I'd say this infomercial represents a major victory for the energy lobby and a great disservice to the American people, or whoever else watches this stuff.
The only real solution is what Georgescu Roegen, Herman Daly, and a handful of other economists have been arguing for for some 40 years: a zero-growth economy. Heck, even Adam Smith in his 1776 Opus Magnum "The Wealth of Nations" recognized and admitted that economic growth cannot go on forever.
Most of the people of the world do not consume the mass amount of watts of energy per year the narrator assumes as a rule of thumb, based on his own life style. No one who lives on the continent of Africa, for instance,consumes even half as much as he does. For the narrator to use his personal usage as a globe-trotting, giant house living, electronic gadgets using engineer as a rule of thumb for everyone on the planet is just flabbergasting.
To not even consider reducing consumption is irresponsible. To not even address the fallacy that nature is merely a "resource" is sickening.

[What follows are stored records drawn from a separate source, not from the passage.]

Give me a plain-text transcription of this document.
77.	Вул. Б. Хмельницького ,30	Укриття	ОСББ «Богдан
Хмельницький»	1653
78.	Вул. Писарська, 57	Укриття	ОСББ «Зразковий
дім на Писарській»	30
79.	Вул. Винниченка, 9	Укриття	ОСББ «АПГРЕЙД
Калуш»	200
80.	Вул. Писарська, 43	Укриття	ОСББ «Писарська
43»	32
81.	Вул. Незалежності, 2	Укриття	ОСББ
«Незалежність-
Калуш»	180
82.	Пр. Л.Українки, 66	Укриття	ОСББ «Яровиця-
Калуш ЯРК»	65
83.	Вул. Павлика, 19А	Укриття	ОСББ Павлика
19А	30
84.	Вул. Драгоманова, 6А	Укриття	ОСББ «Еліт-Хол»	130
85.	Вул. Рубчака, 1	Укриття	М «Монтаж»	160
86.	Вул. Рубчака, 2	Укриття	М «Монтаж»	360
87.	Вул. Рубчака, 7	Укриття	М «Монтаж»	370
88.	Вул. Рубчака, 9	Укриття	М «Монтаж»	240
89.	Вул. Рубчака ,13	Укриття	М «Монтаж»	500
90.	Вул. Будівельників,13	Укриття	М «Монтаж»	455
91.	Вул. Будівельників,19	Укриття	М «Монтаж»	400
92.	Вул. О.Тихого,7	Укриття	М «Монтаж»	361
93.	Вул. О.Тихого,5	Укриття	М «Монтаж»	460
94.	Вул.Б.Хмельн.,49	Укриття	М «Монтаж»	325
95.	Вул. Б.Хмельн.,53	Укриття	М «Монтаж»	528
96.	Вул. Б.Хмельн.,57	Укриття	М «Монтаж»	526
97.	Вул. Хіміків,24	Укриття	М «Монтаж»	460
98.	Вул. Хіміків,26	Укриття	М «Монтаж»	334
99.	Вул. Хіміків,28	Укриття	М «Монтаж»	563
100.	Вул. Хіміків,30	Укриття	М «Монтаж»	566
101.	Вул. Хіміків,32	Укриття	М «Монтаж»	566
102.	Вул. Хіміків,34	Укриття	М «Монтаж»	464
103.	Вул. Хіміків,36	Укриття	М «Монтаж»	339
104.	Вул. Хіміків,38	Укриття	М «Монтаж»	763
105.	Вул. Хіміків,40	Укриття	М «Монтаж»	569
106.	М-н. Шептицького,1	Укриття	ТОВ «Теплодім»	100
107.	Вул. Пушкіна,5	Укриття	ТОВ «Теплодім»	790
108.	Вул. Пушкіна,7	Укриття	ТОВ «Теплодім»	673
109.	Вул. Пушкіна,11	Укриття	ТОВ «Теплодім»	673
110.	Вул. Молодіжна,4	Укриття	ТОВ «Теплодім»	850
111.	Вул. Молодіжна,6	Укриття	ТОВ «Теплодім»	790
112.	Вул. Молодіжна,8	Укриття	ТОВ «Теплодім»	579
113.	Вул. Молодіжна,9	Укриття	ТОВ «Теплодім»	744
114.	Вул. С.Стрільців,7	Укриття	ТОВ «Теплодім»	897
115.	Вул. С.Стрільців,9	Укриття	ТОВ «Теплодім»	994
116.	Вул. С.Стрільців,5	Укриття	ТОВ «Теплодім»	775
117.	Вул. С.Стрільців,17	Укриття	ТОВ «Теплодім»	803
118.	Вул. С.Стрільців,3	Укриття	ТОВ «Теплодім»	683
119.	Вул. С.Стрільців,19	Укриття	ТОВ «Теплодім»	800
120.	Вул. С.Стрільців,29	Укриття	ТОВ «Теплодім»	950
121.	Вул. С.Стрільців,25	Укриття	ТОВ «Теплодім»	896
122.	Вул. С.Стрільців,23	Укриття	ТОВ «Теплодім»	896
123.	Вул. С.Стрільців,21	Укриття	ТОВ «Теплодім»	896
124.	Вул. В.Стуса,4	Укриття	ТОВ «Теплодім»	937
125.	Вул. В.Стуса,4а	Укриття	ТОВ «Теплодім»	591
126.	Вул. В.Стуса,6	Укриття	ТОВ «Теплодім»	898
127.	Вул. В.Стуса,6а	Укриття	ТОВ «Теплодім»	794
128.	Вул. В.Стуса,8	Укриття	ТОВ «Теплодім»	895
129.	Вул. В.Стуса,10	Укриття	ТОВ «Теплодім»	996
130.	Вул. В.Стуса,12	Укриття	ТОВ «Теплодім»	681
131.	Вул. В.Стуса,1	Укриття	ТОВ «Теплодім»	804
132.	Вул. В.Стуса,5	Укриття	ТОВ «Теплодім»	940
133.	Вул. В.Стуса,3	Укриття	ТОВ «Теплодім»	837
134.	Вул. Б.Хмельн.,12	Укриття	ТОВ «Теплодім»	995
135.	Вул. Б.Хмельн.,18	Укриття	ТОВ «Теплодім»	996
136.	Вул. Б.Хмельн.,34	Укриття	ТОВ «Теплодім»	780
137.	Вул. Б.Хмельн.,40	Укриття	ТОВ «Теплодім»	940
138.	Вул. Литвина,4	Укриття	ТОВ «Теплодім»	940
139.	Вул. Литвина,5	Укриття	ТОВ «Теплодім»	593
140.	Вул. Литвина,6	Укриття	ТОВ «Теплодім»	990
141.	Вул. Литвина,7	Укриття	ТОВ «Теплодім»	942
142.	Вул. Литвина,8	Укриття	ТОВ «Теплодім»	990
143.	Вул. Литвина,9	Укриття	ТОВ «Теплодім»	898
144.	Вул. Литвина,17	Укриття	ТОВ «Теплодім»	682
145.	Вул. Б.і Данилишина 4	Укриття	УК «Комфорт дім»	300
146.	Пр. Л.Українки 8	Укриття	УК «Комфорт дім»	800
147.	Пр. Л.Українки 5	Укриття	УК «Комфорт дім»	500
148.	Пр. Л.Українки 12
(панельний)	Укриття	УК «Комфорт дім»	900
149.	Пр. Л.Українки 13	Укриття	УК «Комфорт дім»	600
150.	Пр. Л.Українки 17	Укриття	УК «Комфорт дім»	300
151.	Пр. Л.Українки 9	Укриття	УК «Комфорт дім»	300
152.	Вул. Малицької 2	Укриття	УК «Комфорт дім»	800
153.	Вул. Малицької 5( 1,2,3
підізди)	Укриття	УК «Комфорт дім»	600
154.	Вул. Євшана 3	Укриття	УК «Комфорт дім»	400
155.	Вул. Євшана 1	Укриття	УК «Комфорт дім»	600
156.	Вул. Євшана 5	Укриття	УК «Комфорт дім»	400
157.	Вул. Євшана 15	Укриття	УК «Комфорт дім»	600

The crack about solar power being an "unreliable" or "intermittent" energy source almost made me choke. This part of New Mexico enjoys perfect sunny days 95% of the year. That's their idea of unreliable? Intermittent? The film suggests that the Andasol solar power station in Spain is down a significant part of the time due to inclement weather, when in fact it is not. California is building two huge solar gathering power plants in the Mojave. Does CA think solar is unreliable? There are huge parts of the world that get no rainfall EVER. Just one square mile of land receives something like 12 trillion watt-hours per square mile per year! All we need to do is figure out how to harness that!
I could not stomach the narrator's cheer leading in the nuclear power section and had to leave. There are so many reported nuclear power plant-related accidents every year, each one threatening containment, not waiting for a tornado, not needing a tornado to cause trouble. We still have not solved the permanent waste storage problem, no matter what they say.
The cost of coal is much higher than is reported, especially if you also factor in the respiratory illness children suffer in the vicinity of coal-fired power plants, such as the 2 here in the Four Corners.
Just think what will NEVER happen with solar or wind power: another Chernobyl, another Three-Mile Island, another Fukushima, another Exxon Valdez, another Deep Water Horizon, another Exxon Pegasus tar sands pipeline spill (happening right now in Arkansas), an increase in CO2 emissions, artificial earthquakes, periodic estimates about how long it will be until it runs out.